Ребятам из своей группы я сказал, что нарвался на хулиганов, которые меня и отделали, но подробно об обстоятельствах моего избиения, где это произошло, не сообщал. Кому конкретно я рассказывал об этом, сейчас уже не помню.
В последующем я вставил в платной стомоталогической поликлинике, расположенной где-то рядом с институтом Склифосовского, два пластмассовых протеза. Со мной тогда была мама.
Уже потом я пытался отыскать этих ребят с тем, чтобы рассчитаться с ними, и поэтому ходил на ипподром, но встретить их мне так и не удалось. У меня появилась жажда мщения, не обязательно кому-то конкретно из обидчиков, а любому, первому попавшемуся. Видимо сказалось здесь и то, что я не смог отыскать своих обидчиков. Следует учесть, что под это у меня уже имелась "теоретическая база", я имею в виду все те мои представления садистского плана. Я мысленно представлял, что издеваюсь над своими обидчиками, а затем убиваю их, и эти мучения доставляют мне удовольствие. Вроде бы получалось, что я отомстил за себя — справедливость восторжествовала. Но время шло, я их не находил, а желание убить не только оставалось, но и укрепляло мою решимость обязательно претворить это в жизнь.
Не думаю, что именно это обстоятельство и определило мой выбор в возрасте жертв, т. к. об этом я думал и ранее. Скорее всего это лишь подтолкнуло меня к конкретным действиям.
Возможность осуществить задуманное впервые появилось у меня летом 1982 г. во время нахождения на военных сборах.
Примерно часов в 14–15 в один из летних дней, когца я возвращался из дома в Путиловские лагеря, я решил добираться из
Калинина не водным путем, а пошел пешком через лес. Место там было безлюдное. Следуя по дороге, был ли это асфальт или бетонные плиты, уже не помню, я увидел мальчика лет 13, который стоял у края дороги и бросал камушки. Допускаю, что где-то рядом мог находиться пионерский лагерь и мальчик оттуда. Был он среднего роста, худощавый, русоволосый, но не очень светлый. Как был одет, сейчас уже не помню.

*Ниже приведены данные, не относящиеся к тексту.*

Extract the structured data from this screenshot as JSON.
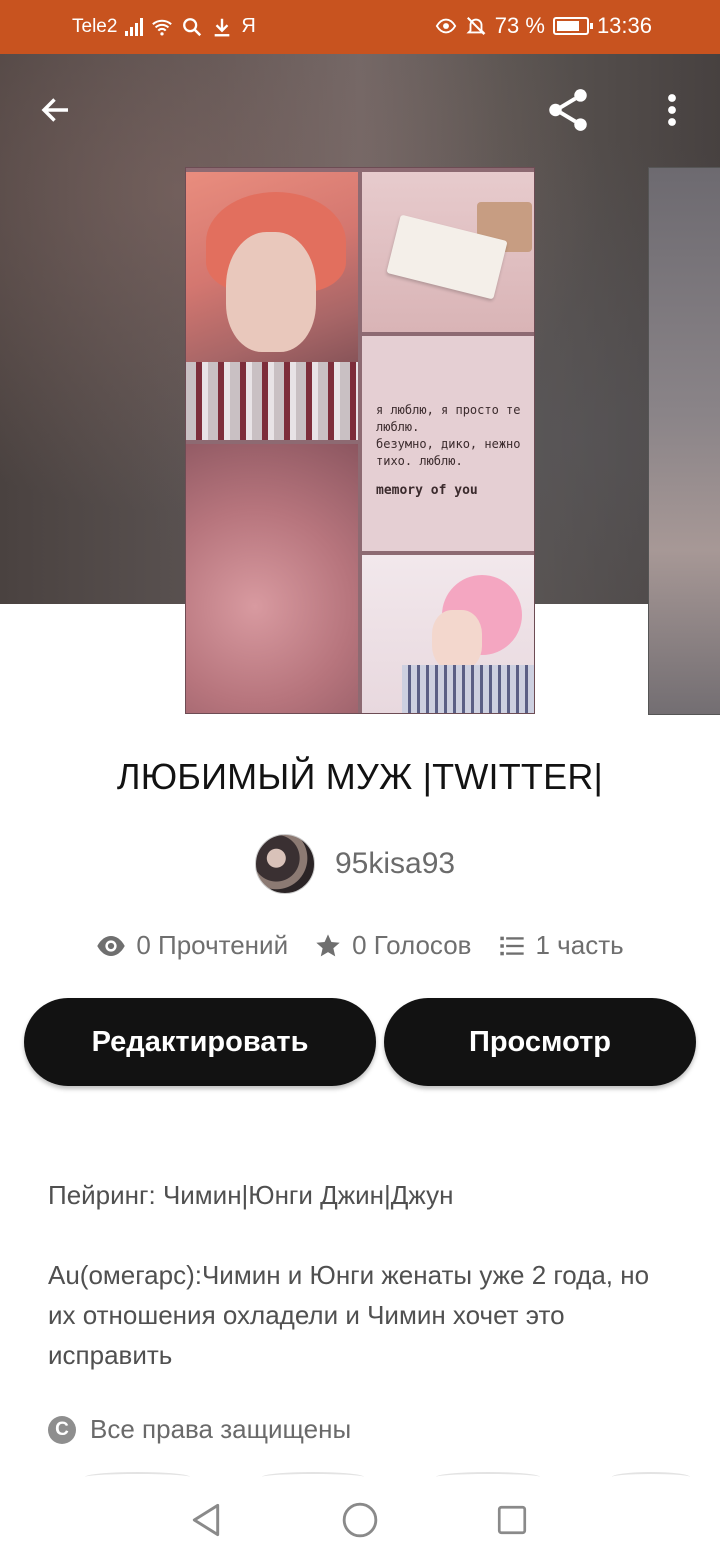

Как я был тогда одет, тоже не помню. У меня в руках была какая-то сумка, с двумя ручками, в которой находились продукты. Когда я его увидел, то меня как будто прошил электрический разряд. Такое ощущение, как будто мозги зачесались. Возникло желание убить его, точнее будет сказать, так наконец-то у меня появилась реальная возможность осуществить задуманное, а именно совершить его убийство. Следует отметить, что мысли об убийстве возникали у меня все чаще и чаще, вполне возможно, что и следуя к лагерям, у меня имелась такая мысль.

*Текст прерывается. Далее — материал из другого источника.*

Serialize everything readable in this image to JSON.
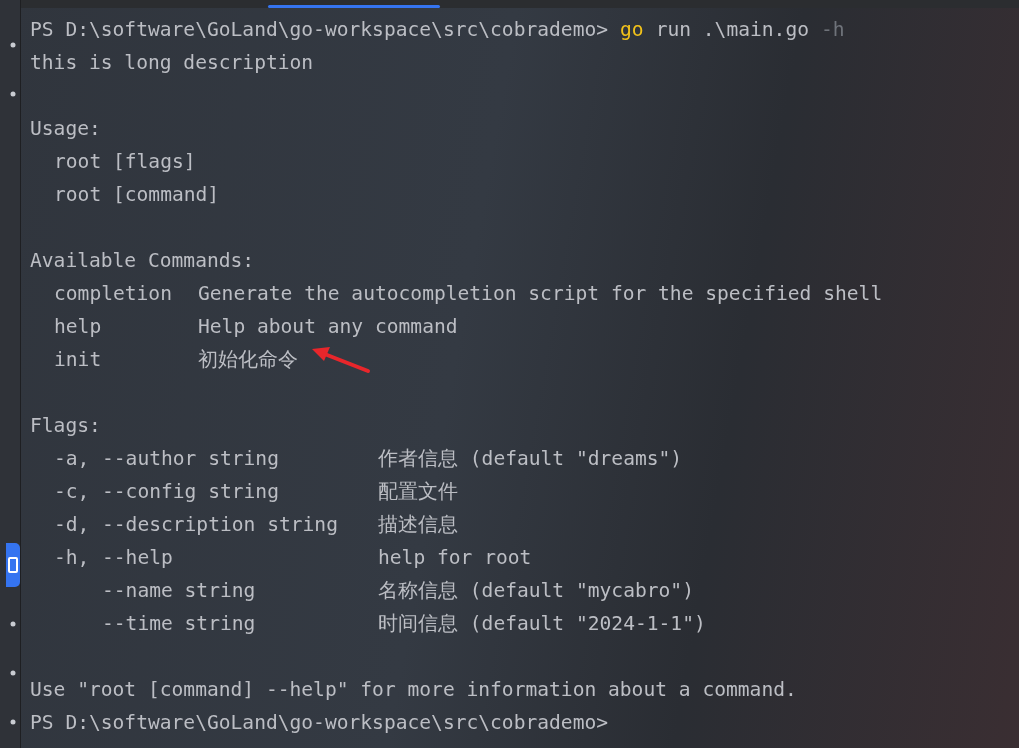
{
  "tool_strip": {
    "buttons": [
      {
        "selected": false
      },
      {
        "selected": false
      },
      {
        "selected": true
      },
      {
        "selected": false
      },
      {
        "selected": false
      },
      {
        "selected": false
      }
    ]
  },
  "terminal": {
    "lines": [
      {
        "kind": "prompt",
        "prompt": "PS D:\\software\\GoLand\\go-workspace\\src\\cobrademo>",
        "command": "go",
        "args": "run .\\main.go",
        "hint": "-h"
      },
      {
        "kind": "text",
        "text": "this is long description"
      },
      {
        "kind": "blank"
      },
      {
        "kind": "text",
        "text": "Usage:"
      },
      {
        "kind": "item",
        "text": "root [flags]"
      },
      {
        "kind": "item",
        "text": "root [command]"
      },
      {
        "kind": "blank"
      },
      {
        "kind": "text",
        "text": "Available Commands:"
      },
      {
        "kind": "command",
        "name": "completion",
        "description": "Generate the autocompletion script for the specified shell"
      },
      {
        "kind": "command",
        "name": "help",
        "description": "Help about any command"
      },
      {
        "kind": "command",
        "name": "init",
        "description": "初始化命令",
        "annotated": true
      },
      {
        "kind": "blank"
      },
      {
        "kind": "text",
        "text": "Flags:"
      },
      {
        "kind": "flag",
        "short": "-a,",
        "long": "--author string",
        "description": "作者信息 (default \"dreams\")"
      },
      {
        "kind": "flag",
        "short": "-c,",
        "long": "--config string",
        "description": "配置文件"
      },
      {
        "kind": "flag",
        "short": "-d,",
        "long": "--description string",
        "description": "描述信息"
      },
      {
        "kind": "flag",
        "short": "-h,",
        "long": "--help",
        "description": "help for root"
      },
      {
        "kind": "flag",
        "long": "--name string",
        "description": "名称信息 (default \"mycabro\")"
      },
      {
        "kind": "flag",
        "long": "--time string",
        "description": "时间信息 (default \"2024-1-1\")"
      },
      {
        "kind": "blank"
      },
      {
        "kind": "text",
        "text": "Use \"root [command] --help\" for more information about a command."
      },
      {
        "kind": "prompt",
        "prompt": "PS D:\\software\\GoLand\\go-workspace\\src\\cobrademo>"
      }
    ]
  }
}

Я подошел к мальчику и под предлогом того, что мне якобы нужно принести из леса на дорогу мешок, попросил его помочь в этом и пойти в лес. Он согласился. Мы с ним направились в лес. Помню, что мимо нас по дороге проходил какой-то мужчина, но на нас он никакого внимания не обратил. Примет этого мужчины я описать не могу, т. к. видел его мельком. Причем мальчик шел не рядом со мной, а в нескольких метрах взади, как бы опасаясь меня. Когда мы с ним зашли в лес и углубились в него метров на 20, я повернулся к нему, полагая, что он подойдет ко мне ближе. Я думал, что Когда он приблизится, схвачу его руками за шею и задушу, но мальчик, видимо, почувствовал что-то неладное, развернулся и молча убежал от меня. Преследовать его я не стал. У меня появилось чувство досады на себя за то, что вот вроде бы случай представился, а я к его осуществлению не подготовился. Что-то в этом роде. Облегчения не наступило, а, наоборот, появилась какая-то злость на себя. Придя немного в себя, я вновь вышел на дорогу и по ней добрался до лагеря.

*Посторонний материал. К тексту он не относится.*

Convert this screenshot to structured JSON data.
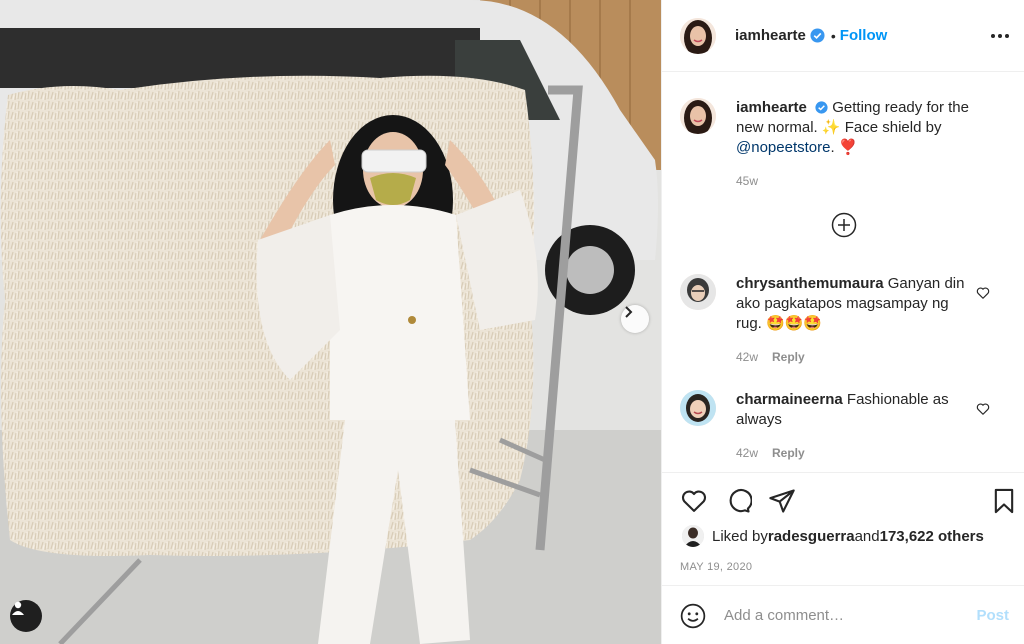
{
  "post": {
    "author": "iamhearte",
    "follow_label": "Follow",
    "separator": "•",
    "caption": {
      "username": "iamhearte",
      "text_a": "Getting ready for the new normal. ",
      "emoji_a": "✨",
      "text_b": " Face shield by ",
      "mention": "@nopeetstore",
      "text_c": ". ",
      "emoji_b": "❣️",
      "age": "45w"
    },
    "comments": [
      {
        "username": "chrysanthemumaura",
        "text": "Ganyan din ako pagkatapos magsampay ng rug. ",
        "emoji": "🤩🤩🤩",
        "age": "42w",
        "reply_label": "Reply"
      },
      {
        "username": "charmaineerna",
        "text": "Fashionable as always",
        "emoji": "",
        "age": "42w",
        "reply_label": "Reply"
      }
    ],
    "likes": {
      "prefix": "Liked by ",
      "user": "radesguerra",
      "and": " and ",
      "others": "173,622 others"
    },
    "date": "MAY 19, 2020",
    "add_comment_placeholder": "Add a comment…",
    "post_label": "Post"
  },
  "colors": {
    "link_blue": "#0095f6",
    "post_disabled": "#b2dffc",
    "muted": "#8e8e8e"
  },
  "icons": [
    "verified-badge-icon",
    "more-options-icon",
    "load-more-comments-icon",
    "heart-icon",
    "comment-icon",
    "share-icon",
    "bookmark-icon",
    "emoji-icon",
    "carousel-next-icon",
    "tagged-user-icon"
  ]
}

Недели через 2–3 после этого при аналогиченых обстоятельствах при возвращении из Москвы в лагерь в лесу я повстречал еще одного мальчика, но не на дороге, а в лесу. Мне сейчас трудно сказать, было ли это в том же самом или ином месте, где я встретил первого мальчика.
Этому мальчику было лет 14–15, он был немного выше первого, такой же худощавый, но темноволосый. Как он был одет, не помню. Из своей одежды я помню только черную шерстяную водолазку. Со мной была та же сумка. Шел я один по дороге, заметил этого мальчика. В руках у него была корзинка и нож, он собирал грибы на окраине леса. Находилось ли поблизости село какое-либо или нет, я не помню. До того, как он меня заметил, я сделал вид, что тоже собираю грибы. Отломил какую-то ветку и стал медленно, как бы ища грибы, приближаться к нему. Я нашел какой-то гриб, сорвал его и под предлогом помочь определить его название приблизился к мальчику. Я попросил сказать мне, что за гриб я нашел. А был это самый обычный подосиновик, я знал это. Когда он взял у меня гриб и стал его рассматривать, я резким движением руки схватил его за шею, сдавливая большими пальцами его горло. От неожиданности он уронил корзину с ножом и мой гриб, но потом, видимо, оправился от этого и стал оказывать мне сопротивление, отбиваясь руками и ногами. Кричать сильно он не мог, т. к. я сдавливал ему горло, но что-то наподобие визга вырывалось из него. Мы с ним упали на землю, где я продолжал душить его, он отбрыкивался и в какой-то момент я почувствовал, что у меня не хватает силы задушить его. Я ослабил захват, а потом вообще перестал его душить, убрал руки и слез с него. Я поднял его нож и подошел к нему. Возможно, я бы убил его этим ножом, но он закричал: "Не надо!" Это остановило меня. Мне кажется, что в то время я не был готов убить ножом. Повернулся и ушел, а мальчик, видимо, уже придя в себя, вскочил и убежал по направлению к дороге, оставив свою корзинку и нож. Я не слышал, чтобы он кричал, звал кого-то на помощь. Тем временем я пошел в глубь леса, не разбирая дороги. Был я очень возбужден. Следует заметить, что когда я его заметил, то у меня вновь было такое ощущение, что меня пронзил электрический разряд. Подобное ощущение я испытывал каждый раз, когда встречал подходящую для себя жертву.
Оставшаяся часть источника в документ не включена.